3. Le « Compromis de vente » : Une étape à encadrer par le notaire

Bien que le « compromis de vente » ne soit « pas obligatoire » pour toute acquisition immobilière au Maroc, il est devenu plus fréquent, notamment avec la nouvelle obligation d’obtenir l’attestation fiscale au préalable. Ce document préliminaire permet aux parties de « sécuriser leur accord » pendant que les démarches sont effectuées.

Un compromis de vente est également souvent signé dans les cas de financement bancaire ou lorsqu’il faut lever des charges (comme des hypothèques) sur le bien, afin de se donner le temps nécessaire. Dans tous ces scénarios, pour qu’il soit un outil de sécurité plutôt qu’un piège, il est fortement recommandé qu’il soit établi et supervisé par le notaire.

En somme, le notaire est bien plus qu’un simple rédacteur d’actes. Il est le conseiller, le vérificateur et le garant de la sécurité juridique et financière de votre transaction immobilière, assurant ainsi la protection de votre capital et la possibilité de rapatrier vos fonds en toute sérénité.

III. L’enjeu crucial du rapatriement des fonds

Le Maroc offre une opportunité précieuse aux investisseurs étrangers et aux Marocains Résidant à l’Étranger (MRE) : la « garantie de retransfert ». Cette garantie signifie que vous pouvez rapatrier le produit de la vente de votre bien immobilier – c’est-à-dire le capital investi et les plus-values réalisées – « à tout moment ». Cependant, cette facilité n’est pas inconditionnelle ; elle est soumise à une exigence fondamentale : la « traçabilité » des fonds.

1. La traçabilité : La pierre angulaire du rapatriement

La condition sine qua non pour bénéficier pleinement de cette garantie de retransfert est de prouver que « l’investissement a été financé au départ par le rapatriement de la devise étrangère ». Autrement dit, vous devez être en mesure de démontrer que les fonds utilisés pour l’acquisition initiale provenaient de l’étranger.

  • Comment assurer cette traçabilité ?
    • Ouvrir un compte en dirham convertible : Il est « préférable d’ouvrir d’abord un compte en dirham convertible » au Maroc.
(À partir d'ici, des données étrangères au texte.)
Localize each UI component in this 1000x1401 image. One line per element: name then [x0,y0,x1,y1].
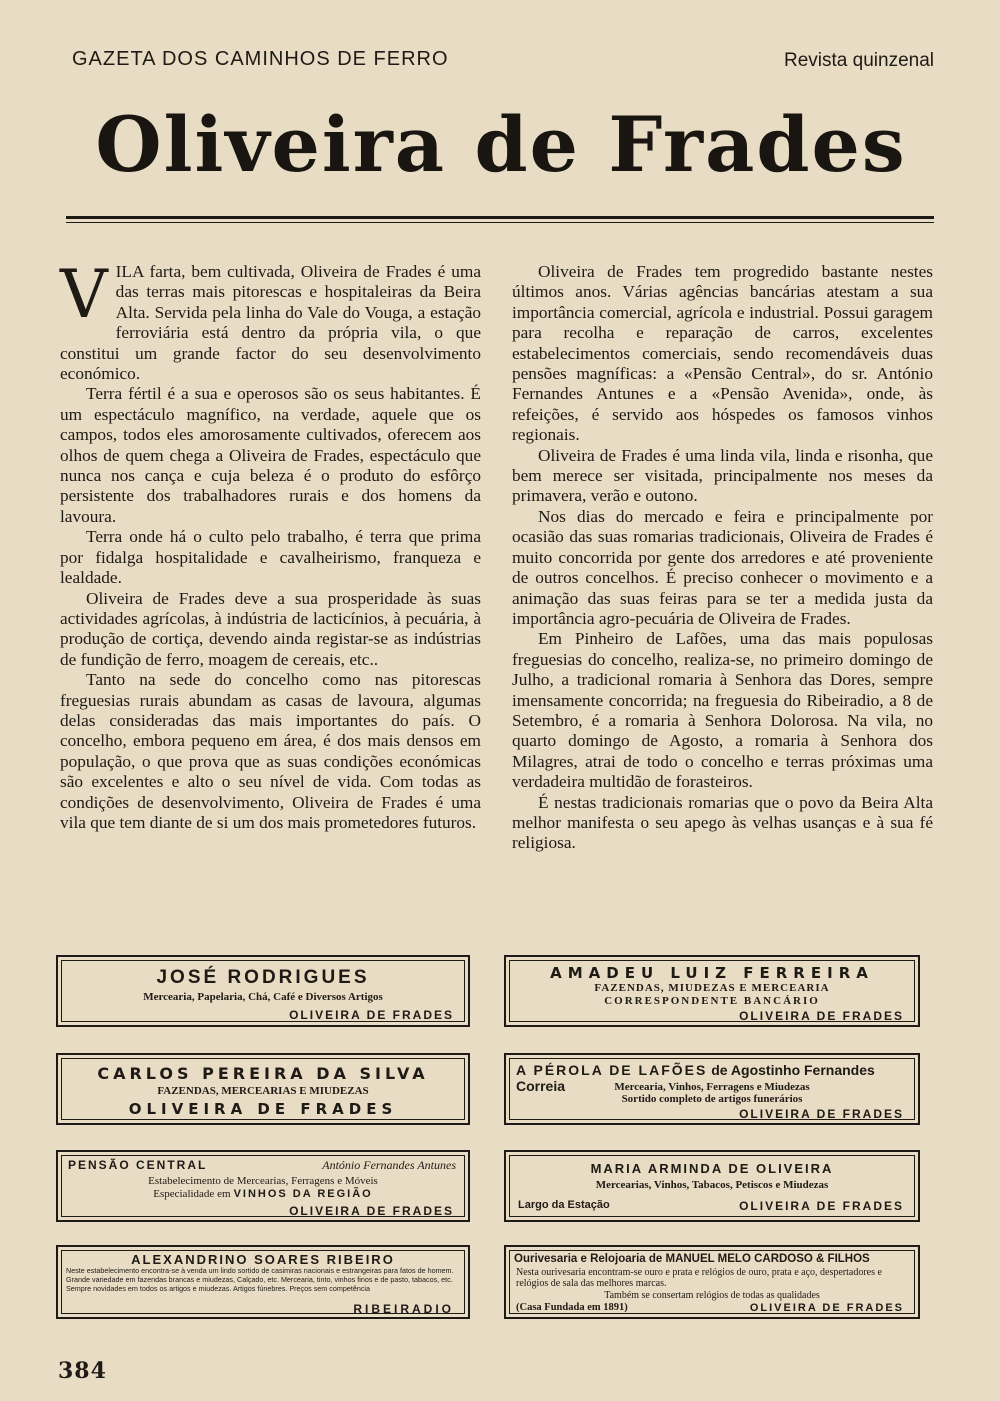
periodicity: Revista quinzenal [784,50,934,71]
paragraph: Terra onde há o culto pelo trabalho, é terra que prima por fidalga hospitalidade e cavalheirismo, franqueza e lealdade. [60,527,481,588]
ad-description: FAZENDAS, MIUDEZAS E MERCEARIA [594,982,830,994]
paragraph: Terra fértil é a sua e operosos são os seus habitantes. É um espectáculo magnífico, na verdade, aquele que os campos, todos eles amorosamente cultivados, oferecem aos olhos de quem chega a Oliveira de Frades, espectáculo que nunca nos cança e cuja beleza é o produto do esfôrço persistente dos trabalhadores rurais e dos homens da lavoura. [60,384,481,526]
ad-location: OLIVEIRA DE FRADES [739,1009,904,1023]
drop-cap: V [60,256,108,333]
ad-description: Estabelecimento de Mercearias, Ferragens e Móveis [148,1175,378,1187]
ad-description: Nesta ourivesaria encontram-se ouro e prata e relógios de ouro, prata e aço, despertadores e relógios de sala das melhores marcas. [516,1267,882,1289]
ad-description: FAZENDAS, MERCEARIAS E MIUDEZAS [157,1085,369,1097]
ad-address: Largo da Estação [518,1199,610,1211]
page-number: 384 [58,1358,107,1384]
paragraph: Nos dias do mercado e feira e principalmente por ocasião das suas romarias tradicionais, Oliveira de Frades é muito concorrida por gente dos arredores e até proveniente de outros concelhos. É preciso conhecer o movimento e a animação das suas feiras para se ter a medida justa da importância agro-pecuária de Oliveira de Frades. [512,506,933,628]
ad-name: Ourivesaria e Relojoaria de MANUEL MELO CARDOSO & FILHOS [514,1253,870,1265]
paragraph: Oliveira de Frades tem progredido bastante nestes últimos anos. Várias agências bancárias atestam a sua importância comercial, agrícola e industrial. Possui garagem para recolha e reparação de carros, excelentes estabelecimentos comerciais, sendo recomendáveis duas pensões magníficas: a «Pensão Central», do sr. António Fernandes Antunes e a «Pensão Avenida», onde, às refeições, é servido aos hóspedes os famosos vinhos regionais. [512,262,933,445]
paragraph: É nestas tradicionais romarias que o povo da Beira Alta melhor manifesta o seu apego às velhas usanças e à sua fé religiosa. [512,792,933,853]
ad-alexandrino-soares-ribeiro [56,1245,470,1319]
ad-name: MARIA ARMINDA DE OLIVEIRA [590,1161,834,1176]
ad-owner: de Agostinho Fernandes Correia [516,1062,875,1094]
ad-location: OLIVEIRA DE FRADES [289,1204,454,1218]
ad-manuel-melo-cardoso [504,1245,920,1319]
ad-name: ALEXANDRINO SOARES RIBEIRO [131,1252,395,1267]
ad-pensao-central [56,1150,470,1222]
ad-jose-rodrigues [56,955,470,1027]
paragraph: Em Pinheiro de Lafões, uma das mais populosas freguesias do concelho, realiza-se, no primeiro domingo de Julho, a tradicional romaria à Senhora das Dores, sempre imensamente concorrida; na freguesia do Ribeiradio, a 8 de Setembro, é a romaria à Senhora Dolorosa. Na vila, no quarto domingo de Agosto, a romaria à Senhora dos Milagres, atrai de todo o concelho e terras próximas uma verdadeira multidão de forasteiros. [512,629,933,792]
ad-description: CORRESPONDENTE BANCÁRIO [604,995,820,1007]
ad-location: OLIVEIRA DE FRADES [739,1199,904,1213]
ad-location: RIBEIRADIO [353,1302,454,1316]
paragraph: Tanto na sede do concelho como nas pitorescas freguesias rurais abundam as casas de lavoura, algumas delas consideradas das mais importantes do país. O concelho, embora pequeno em área, é dos mais densos em população, o que prova que as suas condições económicas são excelentes e alto o seu nível de vida. Com todas as condições de desenvolvimento, Oliveira de Frades é uma vila que tem diante de si um dos mais prometedores futuros. [60,670,481,832]
article-column-right [512,262,933,854]
ad-maria-arminda-de-oliveira [504,1150,920,1222]
article-title: Oliveira de Frades [95,100,907,189]
ad-name: AMADEU LUIZ FERREIRA [550,964,874,982]
publication-name: GAZETA DOS CAMINHOS DE FERRO [72,48,449,70]
ad-name: PENSÃO CENTRAL [68,1158,208,1172]
ad-location: OLIVEIRA DE FRADES [128,1100,398,1118]
ad-amadeu-luiz-ferreira [504,955,920,1027]
ad-location: OLIVEIRA DE FRADES [749,1302,904,1314]
ad-owner: António Fernandes Antunes [322,1158,456,1172]
ad-founded: (Casa Fundada em 1891) [516,1302,628,1313]
ad-location: OLIVEIRA DE FRADES [289,1008,454,1022]
title-rule-thick [66,216,934,219]
ad-name: JOSÉ RODRIGUES [156,967,370,988]
ad-specialty-prefix: Especialidade em [153,1188,231,1200]
ad-description: Neste estabelecimento encontra-se à venda um lindo sortido de casimiras nacionais e estrangeiras para fatos de homem. Grande variedade em fazendas brancas e miudezas, Calçado, etc. Mercearia, tinto, vinhos finos e de pasto, tabacos, etc. Sempre novidades em todos os artigos e miudezas. Artigos fúnebres. Preços sem competência [66,1266,454,1293]
ad-description: Mercearia, Vinhos, Ferragens e Miudezas [614,1081,810,1093]
ad-specialty-line [58,1188,468,1200]
ad-specialty: VINHOS DA REGIÃO [233,1188,373,1200]
ad-perola-de-lafoes [504,1053,920,1125]
ad-name: CARLOS PEREIRA DA SILVA [97,1064,429,1083]
paragraph: VILA farta, bem cultivada, Oliveira de Frades é uma das terras mais pitorescas e hospitaleiras da Beira Alta. Servida pela linha do Vale do Vouga, a estação ferroviária está dentro da própria vila, o que constitui um grande factor do seu desenvolvimento económico. [60,256,481,384]
paragraph: Oliveira de Frades deve a sua prosperidade às suas actividades agrícolas, à indústria de lacticínios, à pecuária, à produção de cortiça, devendo ainda registar-se as indústrias de fundição de ferro, moagem de cereais, etc.. [60,588,481,669]
ad-description: Também se consertam relógios de todas as qualidades [604,1290,820,1301]
article-column-left [60,256,481,833]
ad-carlos-pereira-da-silva [56,1053,470,1125]
ad-location: OLIVEIRA DE FRADES [739,1107,904,1121]
ad-description: Mercearias, Vinhos, Tabacos, Petiscos e Miudezas [595,1179,829,1191]
paragraph: Oliveira de Frades é uma linda vila, linda e risonha, que bem merece ser visitada, principalmente nos meses da primavera, verão e outono. [512,445,933,506]
title-rule-thin [66,222,934,223]
ad-name: A PÉROLA DE LAFÕES [516,1062,708,1078]
ad-description: Mercearia, Papelaria, Chá, Café e Diversos Artigos [143,991,383,1003]
ad-description: Sortido completo de artigos funerários [621,1093,803,1105]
Ce type de compte est spécifiquement conçu pour être alimenté par de la devise étrangère.
    • Effectuer un virement depuis l’étranger : C’est sur ce compte convertible que vous devrez effectuer un virement depuis l’étranger pour financer votre acquisition. Cela crée une preuve bancaire claire de l’origine des fonds.
    • Privilégier les virements : Les transferts doivent se faire par virement bancaire ou SWIFT. Les paiements en espèces ou « cash » ne sont pas la méthode appropriée pour rapatrier de la devise en tant qu’étranger et n’offrent pas la traçabilité requise.
    • Preuve directe sur compte notaire : Bien qu’un virement puisse être fait directement sur le compte du notaire, « le plus important, c’est de garder la traçabilité ».
    • Attestation bancaire : Vous pourrez demander une attestation bancaire « à tout moment pour pouvoir rapatrier les fonds au moment de la revente ».
    • Compte unique pour non-résidents : Pour un non-résident au Maroc, le compte en dirham convertible est la seule option légale pour détenir des dirhams.
  • Pourquoi la traçabilité est-elle si critique ? Si vous n’arrivez pas à prouver cette traçabilité, par exemple si l’acquisition a été faite avec des revenus locaux au Maroc sans preuve de rapatriement de fonds de l’étranger, vous ne bénéficierez pas de la garantie de retransfert totale. Dans ce cas, la possibilité de rapatriement est limitée : vous pourriez avoir le droit de rapatrier seulement « 25 % chaque année » de la valeur du bien, via un « compte en dirham convertible à terme ». Ce rapatriement s’effectuerait à raison de 25% à l’ouverture du compte et 25% à chaque anniversaire pendant les trois années suivantes.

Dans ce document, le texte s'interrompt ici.